2023-08-25 04:00:00
Haitian police, government officials and some members of the foreign diplomatic corps have been hoping that a Kenyan offer to lead an international intervention in troubled Haiti would mean thousands of additional police officers would help dismantle and combat heavily armed kidnapping gangs.
Instead, however, the proposal is shaping up to be a bid to protect key government infrastructure such as the airport, seaports and major highways, which critics say will not stop the violence and will only end in failure.
“Most of the critical infrastructure they cited is in the hands of the gangs. Before you can protect this critical infrastructure, you first have to get it back,” a diplomatic source told the Miami Herald.
“not effective”
The “static protection force”, which a Haitian security expert calls “ineffective”, was introduced by a 10-member security assessment team headed by the director general of the Kenyan Ministry of Foreign Affairs, Ambassador George Urina, when they met Monday inside a small hotel. room, not far from the international airport of Port au Prince.

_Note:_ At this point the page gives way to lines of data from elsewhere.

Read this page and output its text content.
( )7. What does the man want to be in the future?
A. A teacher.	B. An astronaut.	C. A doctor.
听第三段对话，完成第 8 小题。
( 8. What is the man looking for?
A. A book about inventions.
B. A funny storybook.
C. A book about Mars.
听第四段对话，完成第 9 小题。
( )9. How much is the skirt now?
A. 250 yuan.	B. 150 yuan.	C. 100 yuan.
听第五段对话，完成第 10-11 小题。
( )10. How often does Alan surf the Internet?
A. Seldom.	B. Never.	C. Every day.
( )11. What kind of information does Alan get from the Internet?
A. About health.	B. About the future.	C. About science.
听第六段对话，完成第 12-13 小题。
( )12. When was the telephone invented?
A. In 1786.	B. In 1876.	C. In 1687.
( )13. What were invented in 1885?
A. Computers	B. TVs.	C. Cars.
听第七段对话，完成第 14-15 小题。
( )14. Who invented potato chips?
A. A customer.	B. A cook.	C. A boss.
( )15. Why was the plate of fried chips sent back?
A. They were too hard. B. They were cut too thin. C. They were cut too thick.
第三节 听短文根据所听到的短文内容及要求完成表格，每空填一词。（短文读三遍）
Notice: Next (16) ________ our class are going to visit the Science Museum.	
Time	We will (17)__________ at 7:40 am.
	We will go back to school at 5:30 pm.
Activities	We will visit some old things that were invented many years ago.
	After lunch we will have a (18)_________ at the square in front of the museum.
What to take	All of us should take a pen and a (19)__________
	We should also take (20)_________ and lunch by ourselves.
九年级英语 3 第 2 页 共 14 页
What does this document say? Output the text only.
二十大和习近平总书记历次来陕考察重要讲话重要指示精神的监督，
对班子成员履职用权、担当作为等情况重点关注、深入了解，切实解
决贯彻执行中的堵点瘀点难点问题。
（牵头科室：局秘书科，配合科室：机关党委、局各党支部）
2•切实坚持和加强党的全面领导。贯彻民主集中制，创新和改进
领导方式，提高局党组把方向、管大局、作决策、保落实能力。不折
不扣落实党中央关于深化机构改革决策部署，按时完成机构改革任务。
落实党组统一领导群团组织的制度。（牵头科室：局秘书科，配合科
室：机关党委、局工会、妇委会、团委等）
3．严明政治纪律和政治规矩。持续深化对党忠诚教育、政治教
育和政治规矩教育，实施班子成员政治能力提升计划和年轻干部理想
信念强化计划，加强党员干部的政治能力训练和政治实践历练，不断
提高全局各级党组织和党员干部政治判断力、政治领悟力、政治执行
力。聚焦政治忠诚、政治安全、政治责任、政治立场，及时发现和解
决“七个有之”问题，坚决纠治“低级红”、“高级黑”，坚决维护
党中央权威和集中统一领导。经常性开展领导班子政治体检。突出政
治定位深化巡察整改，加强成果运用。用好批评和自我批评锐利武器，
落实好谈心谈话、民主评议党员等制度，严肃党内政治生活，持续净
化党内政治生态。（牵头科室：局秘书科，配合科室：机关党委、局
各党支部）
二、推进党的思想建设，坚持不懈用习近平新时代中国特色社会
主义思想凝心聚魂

It was attended by members of the Haitian government, senior officers of the Haitian National Police, foreign diplomats and the special representative of the Secretary General of the United Nations.
The delegation, which was under US protection and accompanied by more than a dozen US State Department staff, included members of the East African nation’s Foreign Ministry and police officials, according to two sources familiar with its composition.
The delegation arrived on an American Airlines flight on Sunday and departed on Wednesday following two days of meetings that included a working session with the high command of the Haitian national police.
The aim of the working group was to assess the operational requirements for the police mission, which still needs to be approved by the Kenyan government and the United Nations Security Council.
it is not what they imagined
But what is emerging, according to several people who spoke to the Miami Herald on condition of anonymity because they were not authorized to speak, is not what some Haitian government ministers envisioned when they agreed in October to ask the international community for help.
Sources told the Herald that during the talks in Port-au-Prince, the Kenyans made no commitment on whether they would honor their offer to consider the urgent request, which is backed by UN Secretary-General António Guterres.